Nessuna nostalgia del passato, piuttosto una richiesta di maggiore attenzione verso bambini e bambine che agiscono direttamente la loro rabbia verso gli adulti, genitori ma anche insegnanti come, dopo il mio intervento, alcuni docenti mi hanno segnalato. Nella possibilità di picchiare gli adulti vedo nei piccoli una forma particolarmente accentuata di sofferenza educativa. Come scrive Padula, il rapporto genitori- figli è profondamente cambiato, eppure i bisogni educativi dei bambini sono sempre gli stessi: che i genitori siano punti di riferimento, che siano autorevoli e non autoritari, che sappiano contenere il loro mondo interno pieno di ogni sorta di emozioni e poter vivere la propria età nel gioco e nell’incontro con i compagni. Non sempre queste condizioni oggi sono presenti, come non lo erano nel passato.
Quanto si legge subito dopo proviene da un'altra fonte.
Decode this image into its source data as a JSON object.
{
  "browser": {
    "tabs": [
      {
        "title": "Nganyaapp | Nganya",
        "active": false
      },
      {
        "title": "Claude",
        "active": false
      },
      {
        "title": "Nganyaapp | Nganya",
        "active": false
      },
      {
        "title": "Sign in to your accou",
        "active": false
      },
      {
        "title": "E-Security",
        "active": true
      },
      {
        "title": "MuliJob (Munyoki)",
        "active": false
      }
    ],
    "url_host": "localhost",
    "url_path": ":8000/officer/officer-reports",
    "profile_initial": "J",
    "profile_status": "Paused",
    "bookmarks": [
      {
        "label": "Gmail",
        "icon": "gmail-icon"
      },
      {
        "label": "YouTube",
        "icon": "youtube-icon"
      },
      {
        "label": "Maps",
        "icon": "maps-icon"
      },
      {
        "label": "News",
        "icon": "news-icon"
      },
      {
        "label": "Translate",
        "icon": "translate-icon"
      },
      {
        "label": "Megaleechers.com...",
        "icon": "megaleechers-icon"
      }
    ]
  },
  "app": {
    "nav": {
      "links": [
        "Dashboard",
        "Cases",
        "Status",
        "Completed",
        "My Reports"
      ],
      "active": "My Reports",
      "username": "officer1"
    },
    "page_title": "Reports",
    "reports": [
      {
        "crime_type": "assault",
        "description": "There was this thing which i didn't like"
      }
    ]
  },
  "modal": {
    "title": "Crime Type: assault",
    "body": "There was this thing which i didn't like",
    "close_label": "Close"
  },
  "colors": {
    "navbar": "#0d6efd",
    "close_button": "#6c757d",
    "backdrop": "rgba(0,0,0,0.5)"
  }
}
Senz’altro, dal puro e semplice punto di vista dei diritti dei bambini, la situazione odierna è migliore, ma la fragilità dei genitori dell’attuale generazione ha portato a forme sempre più accentuate di rinuncia educativa. Sembra che fare scelte o progetti e organizzare la crescita dei figli sulla base di decisioni che comunque prendono i genitori non sia più necessario. L’impressione è che tante di queste non vengano più percepite come titolarità delle mamme e dei papà, per cui, se in pizzeria il bambino di tre anni gioca tutto il tempo con lo smartphone, viene vissuto come una modalità legittima e normale di stare a tavola.

Il mio intento è sostenere i genitori nel loro sforzo di far crescere i figli in una sufficiente organizzazione educativa. Trovo originale, se non imbarazzante, anche per la mia storia di pedagogista – mi permetto di ricordare che ho scritto un libro di un certo successo “Punire non serve a nulla” (Bur-Rizzoli) –, che il mio intervento venga preso per una sorta di elogio dei rigorismi, dei limiti imposti e dei divieti. Un passato che non abbiamo bisogno di far ritornare.

Occorre trovare una nuova misura educativa che restituisca ai genitori l’orgoglio di una vocazione che non è semplicemente riproduttiva o affettiva, ma quella di dare la sfida ai propri figli per affrontare la vita, per tirar fuori tutte le loro risorse. Se viceversa ci si accontenta di essere dei semplici compagni di gioco, inevitabilmente l’inceppamento si nasconde dietro l’angolo.